22.04.2019, 11:15:21
(21.04.2019, 22:45:38)Dunolka napisał(a):Oj, miałem ci ja szczęście!(20.04.2019, 16:06:31)Edward napisał(a): A wczoraj na A8 (Autostradowa Obwodnica Wrocławia) niewiele brakowało bym wziął udział w karambolu siedmiu aut! Byłem na jedenastej pozycji i jako czwarty zdążyłem wyhamować! A na liczniku było 120 km/h!
https://gazetawroclawska.pl/karambol-7-a...1-14067567
I znowu miałeś farta! Jak zwykle!
Innym też szczęście przynosisz?
Jeśli tak, to anektujemy cię na potrzeby forum.
Zablokowała mnie osobówka z przyczepą towarową, jadąca 90 km/h, i musiałem przepuścić pięć samochodów. Gdyby nie ona byłbym na pozycji 6! O niczym to jeszcze nie przesądza, bo zawsze zachowuję bezpieczną odległość od poprzedzającego mnie samochodu i być może zdążyłbym zahamować, ale nie wiem, co by było za mną.
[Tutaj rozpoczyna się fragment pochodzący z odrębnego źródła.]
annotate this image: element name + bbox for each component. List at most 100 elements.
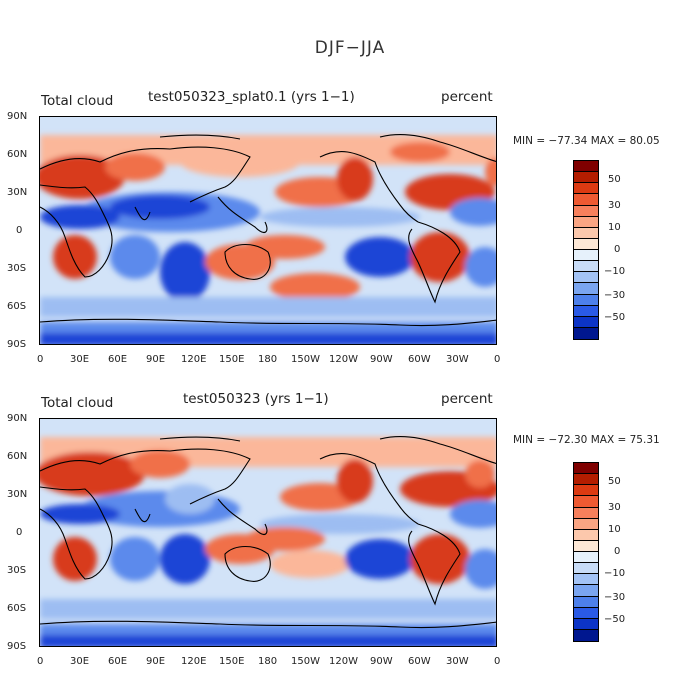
colorbar-swatch: [574, 629, 598, 641]
panel-2-lon-tick: 120E: [181, 656, 207, 667]
colorbar-swatch: [574, 607, 598, 619]
panel-1-lat-tick: 0: [16, 225, 23, 236]
panel-1-lon-tick: 90W: [370, 354, 393, 365]
panel-2-map: [39, 418, 497, 647]
colorbar-swatch: [574, 316, 598, 328]
colorbar-swatch: [574, 205, 598, 217]
colorbar-swatch: [574, 474, 598, 486]
colorbar-swatch: [574, 272, 598, 284]
panel-2-units: percent: [441, 391, 493, 407]
colorbar-swatch: [574, 463, 598, 475]
panel-2-lat-tick: 90N: [7, 413, 28, 424]
colorbar-swatch: [574, 305, 598, 317]
anomaly-field: [40, 135, 496, 344]
colorbar-label: −50: [604, 312, 626, 323]
panel-1-lon-tick: 90E: [146, 354, 166, 365]
colorbar-swatch: [574, 618, 598, 630]
panel-2-lat-tick: 30S: [7, 565, 27, 576]
panel-2-lat-tick: 60S: [7, 603, 27, 614]
panel-2-stats: MIN = −72.30 MAX = 75.31: [513, 434, 660, 446]
panel-1-lon-tick: 60W: [408, 354, 431, 365]
colorbar-swatch: [574, 518, 598, 530]
panel-2-lon-tick: 90E: [146, 656, 166, 667]
colorbar-swatch: [574, 529, 598, 541]
colorbar-label: −10: [604, 266, 626, 277]
colorbar-swatch: [574, 216, 598, 228]
colorbar-label: 50: [608, 174, 621, 185]
colorbar-swatch: [574, 194, 598, 206]
colorbar-label: 0: [614, 546, 621, 557]
colorbar-swatch: [574, 238, 598, 250]
panel-1-lat-tick: 60N: [7, 149, 28, 160]
panel-2-variable: Total cloud: [41, 395, 114, 411]
colorbar-swatch: [574, 283, 598, 295]
panel-2-lon-tick: 60W: [408, 656, 431, 667]
colorbar-swatch: [574, 552, 598, 564]
panel-2-lat-tick: 30N: [7, 489, 28, 500]
panel-2-lon-tick: 90W: [370, 656, 393, 667]
panel-1-lon-tick: 180: [258, 354, 278, 365]
colorbar-label: 30: [608, 200, 621, 211]
panel-2-lat-tick: 0: [16, 527, 23, 538]
colorbar-swatch: [574, 563, 598, 575]
panel-1-colorbar: [573, 160, 599, 340]
panel-2-case: test050323 (yrs 1−1): [183, 391, 329, 407]
panel-2-lon-tick: 180: [258, 656, 278, 667]
panel-1-lon-tick: 150E: [219, 354, 245, 365]
colorbar-swatch: [574, 596, 598, 608]
panel-2-colorbar: [573, 462, 599, 642]
panel-1-lon-tick: 30W: [446, 354, 469, 365]
colorbar-label: −30: [604, 592, 626, 603]
panel-1-units: percent: [441, 89, 493, 105]
colorbar-swatch: [574, 172, 598, 184]
panel-2-lon-tick: 30W: [446, 656, 469, 667]
panel-1-variable: Total cloud: [41, 93, 114, 109]
panel-1-lon-tick: 0: [494, 354, 501, 365]
colorbar-label: 10: [608, 222, 621, 233]
colorbar-swatch: [574, 485, 598, 497]
colorbar-label: 50: [608, 476, 621, 487]
panel-1-lon-tick: 0: [37, 354, 44, 365]
panel-1-lon-tick: 30E: [70, 354, 90, 365]
colorbar-swatch: [574, 227, 598, 239]
panel-1-map: [39, 116, 497, 345]
coastlines: [40, 133, 496, 327]
panel-1-lat-tick: 60S: [7, 301, 27, 312]
colorbar-swatch: [574, 294, 598, 306]
colorbar-swatch: [574, 183, 598, 195]
colorbar-swatch: [574, 261, 598, 273]
panel-1-lat-tick: 90S: [7, 339, 27, 350]
colorbar-swatch: [574, 585, 598, 597]
panel-1-lon-tick: 60E: [108, 354, 128, 365]
panel-2-lon-tick: 0: [37, 656, 44, 667]
colorbar-swatch: [574, 540, 598, 552]
colorbar-label: 0: [614, 244, 621, 255]
panel-1-lon-tick: 120W: [329, 354, 358, 365]
figure-title: DJF−JJA: [314, 38, 386, 58]
panel-2-lon-tick: 150W: [291, 656, 320, 667]
panel-1-lat-tick: 30N: [7, 187, 28, 198]
colorbar-swatch: [574, 250, 598, 262]
colorbar-swatch: [574, 507, 598, 519]
panel-1-lat-tick: 90N: [7, 111, 28, 122]
panel-2-lon-tick: 30E: [70, 656, 90, 667]
colorbar-label: −10: [604, 568, 626, 579]
colorbar-swatch: [574, 496, 598, 508]
panel-1-stats: MIN = −77.34 MAX = 80.05: [513, 135, 660, 147]
colorbar-swatch: [574, 574, 598, 586]
panel-2-lon-tick: 150E: [219, 656, 245, 667]
panel-1-case: test050323_splat0.1 (yrs 1−1): [148, 89, 355, 105]
anomaly-field: [40, 437, 496, 646]
colorbar-label: −50: [604, 614, 626, 625]
panel-2-lon-tick: 0: [494, 656, 501, 667]
colorbar-label: 30: [608, 502, 621, 513]
panel-1-lon-tick: 120E: [181, 354, 207, 365]
coastlines: [40, 435, 496, 629]
panel-2-lat-tick: 90S: [7, 641, 27, 652]
colorbar-label: 10: [608, 524, 621, 535]
colorbar-swatch: [574, 161, 598, 173]
panel-2-lat-tick: 60N: [7, 451, 28, 462]
panel-2-lon-tick: 120W: [329, 656, 358, 667]
colorbar-label: −30: [604, 290, 626, 301]
panel-1-lon-tick: 150W: [291, 354, 320, 365]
W ogóle, to gęsiej skórki czasem dostaję, kiedy zmieniam pas na lewy, całkiem pusty na długości prawie kilometra, aby wyprzedzić sznur samochodów, a po 10-15 sekundach w lusterku wstecznym widzę faceta na tylnym siedzeniu!!! Koleś jechał pewnie ponad 200 km/h i "usiadł" na zderzaku, aby wymusić zjazd w jakąś dziurę między pojazdami na prawym pasie. Bardzo, ale to bardzo trzeba na autostradzie uważać, bo dopuszczalne 140 km/h, to 40 m/s!